We don’t let people see aspects of ourselves either because the opportunity never presents itself or we refuse for reasons that we only know. Also, we limit ourselves in seeing or truly getting to know someone because of our own blinders, fears, and stories we carry. The time to change that is now.

We are experiencing an incredibly challenging and taxing time in our history with uncertainty looming at every corner. If you can and are in a position to do so, I encourage you to get to know people in your life in a whole different way. You might never get a chance like this again in a lifetime. Get a book of questions to ask, spend more time with loved ones, and/or get lost in their worlds.

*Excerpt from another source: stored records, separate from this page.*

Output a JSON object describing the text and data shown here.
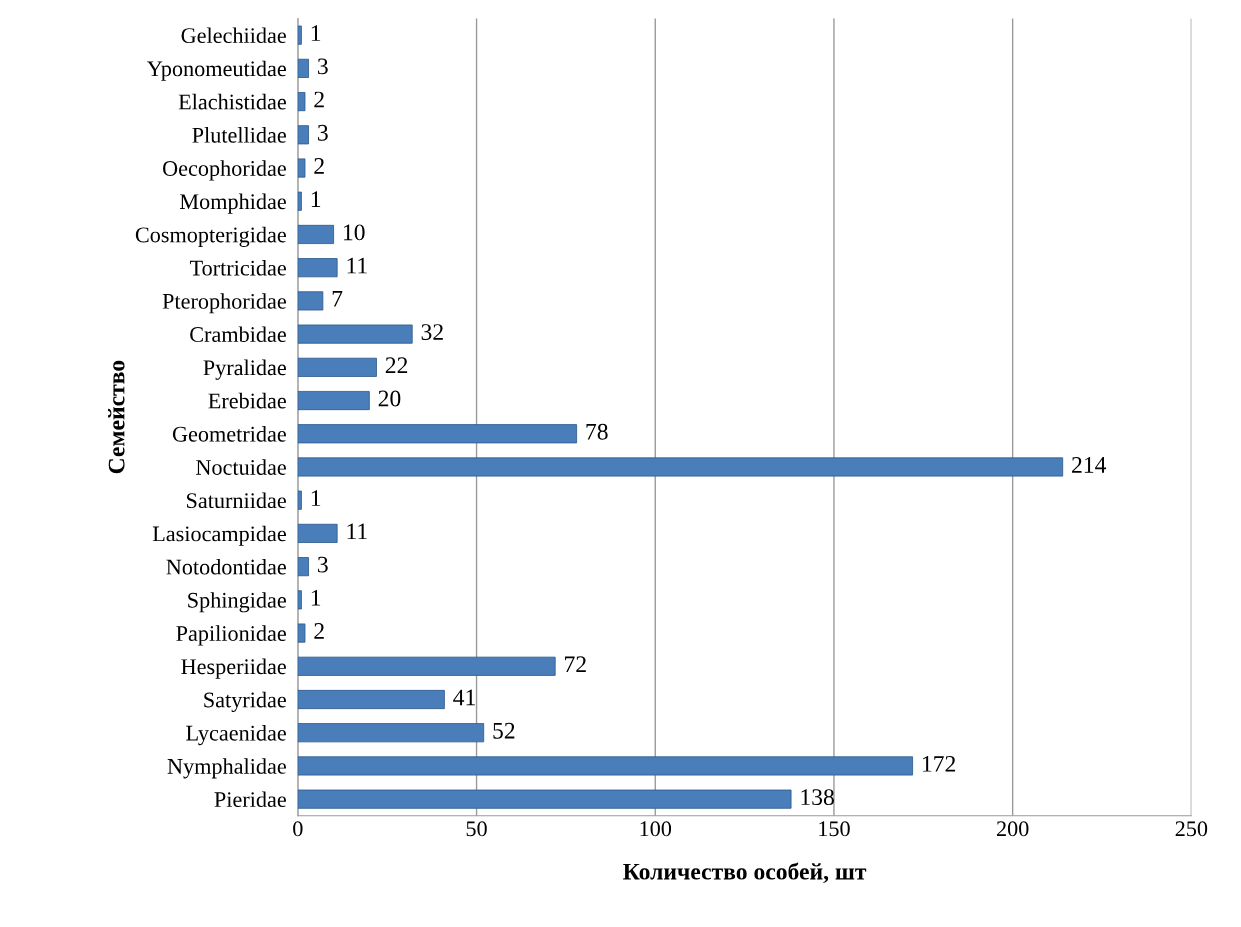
{
  "chart_data": {
    "type": "bar",
    "orientation": "horizontal",
    "xlabel": "Количество особей, шт",
    "ylabel": "Семейство",
    "categories": [
      "Gelechiidae",
      "Yponomeutidae",
      "Elachistidae",
      "Plutellidae",
      "Oecophoridae",
      "Momphidae",
      "Cosmopterigidae",
      "Tortricidae",
      "Pterophoridae",
      "Crambidae",
      "Pyralidae",
      "Erebidae",
      "Geometridae",
      "Noctuidae",
      "Saturniidae",
      "Lasiocampidae",
      "Notodontidae",
      "Sphingidae",
      "Papilionidae",
      "Hesperiidae",
      "Satyridae",
      "Lycaenidae",
      "Nymphalidae",
      "Pieridae"
    ],
    "values": [
      1,
      3,
      2,
      3,
      2,
      1,
      10,
      11,
      7,
      32,
      22,
      20,
      78,
      214,
      1,
      11,
      3,
      1,
      2,
      72,
      41,
      52,
      172,
      138
    ],
    "color": "#4a7ebb",
    "xlim": [
      0,
      250
    ],
    "xticks": [
      0,
      50,
      100,
      150,
      200,
      250
    ],
    "grid": "x",
    "data_labels": true
  }
}
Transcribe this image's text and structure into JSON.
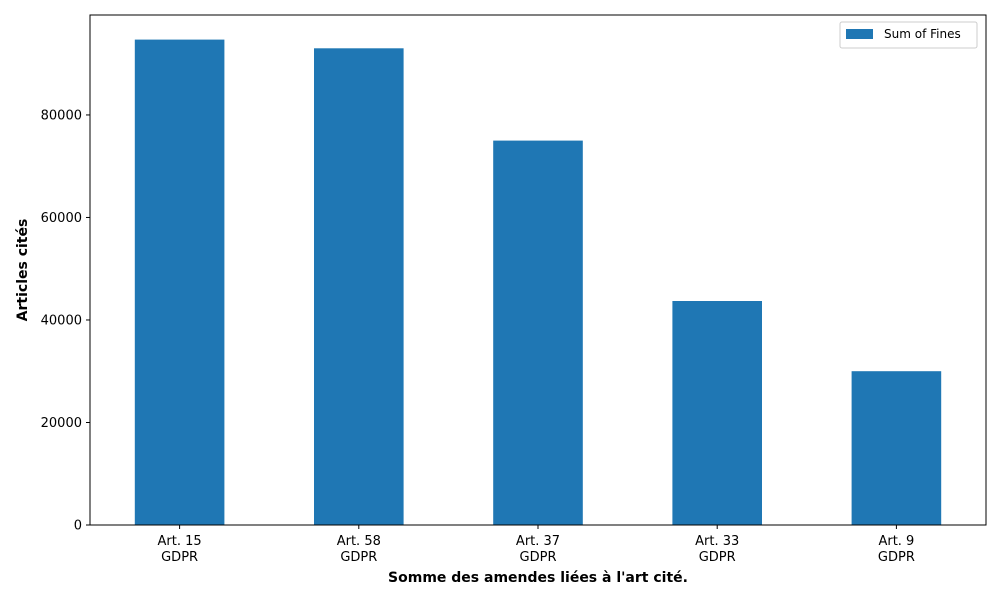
{
  "chart_data": {
    "type": "bar",
    "categories": [
      [
        "Art. 15",
        "GDPR"
      ],
      [
        "Art. 58",
        "GDPR"
      ],
      [
        "Art. 37",
        "GDPR"
      ],
      [
        "Art. 33",
        "GDPR"
      ],
      [
        "Art. 9",
        "GDPR"
      ]
    ],
    "series": [
      {
        "name": "Sum of Fines",
        "values": [
          94700,
          93000,
          75000,
          43700,
          30000
        ],
        "color": "#1f77b4"
      }
    ],
    "title": "",
    "xlabel": "Somme des amendes liées à l'art cité.",
    "ylabel": "Articles cités",
    "ylim": [
      0,
      99500
    ],
    "yticks": [
      0,
      20000,
      40000,
      60000,
      80000
    ],
    "grid": false,
    "legend_position": "top-right"
  }
}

Let them see you and let them freely express themselves so you can see them, truly see them.

My sister from another mother

#56 Coffee with John

I don’t know if I have a clear takeaway. What I left with was the thought of the stories we leave behind and the stories that precede us – those of our ancestors including our parents and next of kin.

How do those stories shape and define us? Do they inform us? Do the weight on us? Do those stories have any bearing on our lives and future? Do they matter in the end?

As someone that likes stories, I have always been curious about the stories of my relatives and those that came before me.

But what about mine? What is my story?

“…jmm was born in a small town in Colombia..life circumstances brought him to the United States where he lived in New York for XX years…Went to XX college..worked at XX place for XX years. He was married for XX years and had an only child. Not long after turning 45, his wife passed, leaving him a widower. After that, he continued to live in Charlotte NC for XX years until he blah, blah, blah. And that, children, is the story of your great grant-uncle/grandfather/great-grandfather/….”

That’s certainly part of my tale but do I even care if it’s passed down to future generations? Do you think of the story or legacy you will leave behind for the next bloodline?

All I can say is that what matters to me is having a positive imprint in the people around me – my kid, family, friends, colleagues, community and those I come in contact with, even for short periods.

In the end, whatever the story people will tell about me in the future (or even now) is filtered through their own lenses. So, all I can do is live life and write my story as life happens. I leave others to interpret and create their own narrative of it.

I guess the takeaway is that stories of our past, along with us, will fade. What matters is the now and how we chose to live our lives at this moment for ourselves and for those in our lives.